Sunday, January 25, 2015

Riding a bus


Since I arrived in the Trumansburg-Ithaca area my car has been parked (save for the first ill advised morning I drove to Ithaca which was not unlike clawing my way up a severely compacted colon).

I like my car that way. (It's ok, Daddy)

Here, there is enough public transportation that I can take the bus to get to work in the morning.  I ride my Snow Bike the 0.8 miles in a few minutes of spikey, awaking, unabashed cold to the bus stop. There I stamp around feeling numb and then rejoice (oh! how something so quotidian can cause such unbridled joy) as the bus curves its way into view.  My bike rides on the nose of the bus as a sort of mistaken bizarre emblem, and I settle on the inside and open my book.

While it takes longer to ride the bus than to drive there in my car, I think of it as intentional scheduled reading time, and for me it is free thanks to a Cornell-sponsored bus-pass.

This bus population seems different than that in other cities, where buses are mainly for those in economical straights; here there is eaves-dropping on conversations about fly-fishing, hiking, video games. There seems to be a veritable bus-riding group of friends taking over the whole back section. It's a rather comfortable feeling in there, the buzz and hum of conversation rather than the lonely silence I'm accustomed to on buses.
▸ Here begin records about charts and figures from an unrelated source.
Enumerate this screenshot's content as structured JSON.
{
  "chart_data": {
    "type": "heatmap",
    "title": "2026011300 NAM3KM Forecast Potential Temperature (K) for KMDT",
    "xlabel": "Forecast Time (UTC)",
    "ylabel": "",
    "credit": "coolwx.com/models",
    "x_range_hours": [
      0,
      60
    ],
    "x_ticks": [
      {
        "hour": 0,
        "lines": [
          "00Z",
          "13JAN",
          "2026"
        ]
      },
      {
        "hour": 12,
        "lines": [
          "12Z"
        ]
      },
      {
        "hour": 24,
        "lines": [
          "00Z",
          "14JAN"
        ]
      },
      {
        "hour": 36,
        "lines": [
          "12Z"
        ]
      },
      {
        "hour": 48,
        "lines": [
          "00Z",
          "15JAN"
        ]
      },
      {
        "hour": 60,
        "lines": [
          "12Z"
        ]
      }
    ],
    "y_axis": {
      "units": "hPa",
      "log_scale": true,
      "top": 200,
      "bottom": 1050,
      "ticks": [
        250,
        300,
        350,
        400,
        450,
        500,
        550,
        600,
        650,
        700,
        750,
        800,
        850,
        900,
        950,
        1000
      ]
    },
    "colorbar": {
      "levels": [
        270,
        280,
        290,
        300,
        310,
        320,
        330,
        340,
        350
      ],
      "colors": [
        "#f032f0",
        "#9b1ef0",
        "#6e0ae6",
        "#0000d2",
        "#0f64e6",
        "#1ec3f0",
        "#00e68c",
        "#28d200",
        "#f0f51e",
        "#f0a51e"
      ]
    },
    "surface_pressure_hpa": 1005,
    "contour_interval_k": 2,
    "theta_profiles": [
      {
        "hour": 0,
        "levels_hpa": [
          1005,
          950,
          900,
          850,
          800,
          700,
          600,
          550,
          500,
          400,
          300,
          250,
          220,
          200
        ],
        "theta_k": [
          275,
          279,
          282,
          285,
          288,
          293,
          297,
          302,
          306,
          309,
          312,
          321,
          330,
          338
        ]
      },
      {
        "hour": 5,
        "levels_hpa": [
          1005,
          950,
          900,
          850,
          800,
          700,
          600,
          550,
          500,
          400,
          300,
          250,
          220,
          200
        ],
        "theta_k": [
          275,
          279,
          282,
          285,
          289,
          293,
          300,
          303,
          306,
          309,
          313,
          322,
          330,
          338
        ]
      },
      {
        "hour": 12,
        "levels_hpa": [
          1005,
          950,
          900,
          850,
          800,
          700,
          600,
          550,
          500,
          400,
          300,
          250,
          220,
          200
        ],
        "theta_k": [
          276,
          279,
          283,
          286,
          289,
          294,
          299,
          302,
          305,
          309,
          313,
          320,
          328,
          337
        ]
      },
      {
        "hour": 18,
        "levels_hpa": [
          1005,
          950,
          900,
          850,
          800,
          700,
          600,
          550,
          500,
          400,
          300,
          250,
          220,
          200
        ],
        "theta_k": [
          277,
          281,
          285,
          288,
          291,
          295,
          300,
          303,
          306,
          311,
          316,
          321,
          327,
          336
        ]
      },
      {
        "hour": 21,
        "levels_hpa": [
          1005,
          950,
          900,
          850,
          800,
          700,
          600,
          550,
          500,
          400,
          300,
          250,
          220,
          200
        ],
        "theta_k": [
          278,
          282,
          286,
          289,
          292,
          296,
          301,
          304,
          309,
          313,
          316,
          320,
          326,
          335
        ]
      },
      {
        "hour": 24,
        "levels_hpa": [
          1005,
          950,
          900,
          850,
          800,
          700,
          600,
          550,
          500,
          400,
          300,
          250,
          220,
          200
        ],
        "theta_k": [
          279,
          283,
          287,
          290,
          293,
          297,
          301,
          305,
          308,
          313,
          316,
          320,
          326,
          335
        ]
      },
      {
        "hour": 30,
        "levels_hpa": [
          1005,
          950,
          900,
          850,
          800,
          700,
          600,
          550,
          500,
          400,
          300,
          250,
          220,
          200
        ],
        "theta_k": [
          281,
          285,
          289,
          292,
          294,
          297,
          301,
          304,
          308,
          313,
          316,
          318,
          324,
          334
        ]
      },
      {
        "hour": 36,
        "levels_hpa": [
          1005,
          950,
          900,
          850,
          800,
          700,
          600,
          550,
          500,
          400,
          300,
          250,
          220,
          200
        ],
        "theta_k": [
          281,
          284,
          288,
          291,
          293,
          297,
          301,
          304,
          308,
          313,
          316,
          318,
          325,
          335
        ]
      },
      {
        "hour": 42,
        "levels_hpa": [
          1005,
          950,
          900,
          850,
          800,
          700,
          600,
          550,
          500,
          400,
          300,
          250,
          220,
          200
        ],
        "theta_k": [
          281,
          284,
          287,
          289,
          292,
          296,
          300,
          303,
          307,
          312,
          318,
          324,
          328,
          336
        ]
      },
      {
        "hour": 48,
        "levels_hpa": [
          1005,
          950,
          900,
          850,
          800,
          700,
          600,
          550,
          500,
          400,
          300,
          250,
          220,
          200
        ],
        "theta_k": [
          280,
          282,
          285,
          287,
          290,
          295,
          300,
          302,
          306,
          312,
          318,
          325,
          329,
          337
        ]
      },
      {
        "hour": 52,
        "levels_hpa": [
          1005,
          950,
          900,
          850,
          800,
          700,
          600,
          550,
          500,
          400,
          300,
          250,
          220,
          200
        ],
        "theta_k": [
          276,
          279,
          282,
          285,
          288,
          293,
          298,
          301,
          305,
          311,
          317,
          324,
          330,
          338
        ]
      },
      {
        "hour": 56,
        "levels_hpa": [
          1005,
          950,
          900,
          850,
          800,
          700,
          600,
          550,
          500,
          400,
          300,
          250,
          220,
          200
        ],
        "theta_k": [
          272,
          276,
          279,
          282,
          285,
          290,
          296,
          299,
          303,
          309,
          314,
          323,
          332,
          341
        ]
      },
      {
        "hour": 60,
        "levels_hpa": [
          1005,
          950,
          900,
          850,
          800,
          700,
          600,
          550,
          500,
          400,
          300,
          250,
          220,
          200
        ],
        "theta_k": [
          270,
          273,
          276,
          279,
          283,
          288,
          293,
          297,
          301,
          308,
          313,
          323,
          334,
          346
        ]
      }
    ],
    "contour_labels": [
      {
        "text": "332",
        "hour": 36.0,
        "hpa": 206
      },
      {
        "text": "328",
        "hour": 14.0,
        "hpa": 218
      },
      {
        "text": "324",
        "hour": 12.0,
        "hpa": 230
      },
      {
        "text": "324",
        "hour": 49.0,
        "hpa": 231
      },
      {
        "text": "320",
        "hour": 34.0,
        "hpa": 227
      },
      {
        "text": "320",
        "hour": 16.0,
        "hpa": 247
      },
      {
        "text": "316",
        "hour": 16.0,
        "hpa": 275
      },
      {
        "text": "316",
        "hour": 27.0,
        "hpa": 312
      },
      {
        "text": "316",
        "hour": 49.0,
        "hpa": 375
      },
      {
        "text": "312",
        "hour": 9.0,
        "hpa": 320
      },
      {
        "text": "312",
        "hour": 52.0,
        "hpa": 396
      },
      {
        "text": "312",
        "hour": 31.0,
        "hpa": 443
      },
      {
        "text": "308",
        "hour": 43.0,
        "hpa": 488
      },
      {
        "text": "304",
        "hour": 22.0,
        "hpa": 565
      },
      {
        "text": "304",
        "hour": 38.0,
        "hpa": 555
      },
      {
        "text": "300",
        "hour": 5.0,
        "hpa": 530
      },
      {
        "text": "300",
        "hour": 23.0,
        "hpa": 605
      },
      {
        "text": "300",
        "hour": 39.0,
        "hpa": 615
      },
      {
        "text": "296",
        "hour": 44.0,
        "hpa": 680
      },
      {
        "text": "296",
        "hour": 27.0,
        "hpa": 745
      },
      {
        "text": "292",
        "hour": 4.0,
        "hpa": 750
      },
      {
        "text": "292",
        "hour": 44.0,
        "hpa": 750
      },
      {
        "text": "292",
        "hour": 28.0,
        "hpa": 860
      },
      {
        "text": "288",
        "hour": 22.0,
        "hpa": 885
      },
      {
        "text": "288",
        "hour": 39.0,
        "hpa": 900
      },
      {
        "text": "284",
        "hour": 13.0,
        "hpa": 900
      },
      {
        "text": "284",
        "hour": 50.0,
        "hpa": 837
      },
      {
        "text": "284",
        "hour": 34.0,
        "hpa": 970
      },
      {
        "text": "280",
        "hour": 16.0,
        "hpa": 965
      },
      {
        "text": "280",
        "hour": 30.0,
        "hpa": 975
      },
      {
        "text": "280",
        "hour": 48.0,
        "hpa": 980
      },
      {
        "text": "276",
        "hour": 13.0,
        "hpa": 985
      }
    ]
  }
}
And on a bus you can turn to your seat-mate--both of you reading books, both of you with travel mugs of coffee--and ask him if he just might happen to know what a "dirigible" is. Because you're reading Bill Bryson (with his penchant for great words), and you don't have a smartphone, and so you and your seat-mate relish the strange sound of this word and he shares how only just last week the cartoon his children were watching used that word, dirigible. What a splendid coincidence.

The two of you chat in between page-turns. "So you're the die-hard" he comments, voicing what is probably the collective curiosity of the bus about who was the one responsible for that single frigid bike up front.

So now you have a bus friend. His name is Pete.

Much harder to do in a car.


1 comment:

Unknown said...

I miss my once upon a time twice daily scheduled reading time as sponsored by Cornell free bus passes. It is a fine way to get around. Only the 6:30 bus on my route didn't have a bike rack so I had to drive to get to my stop.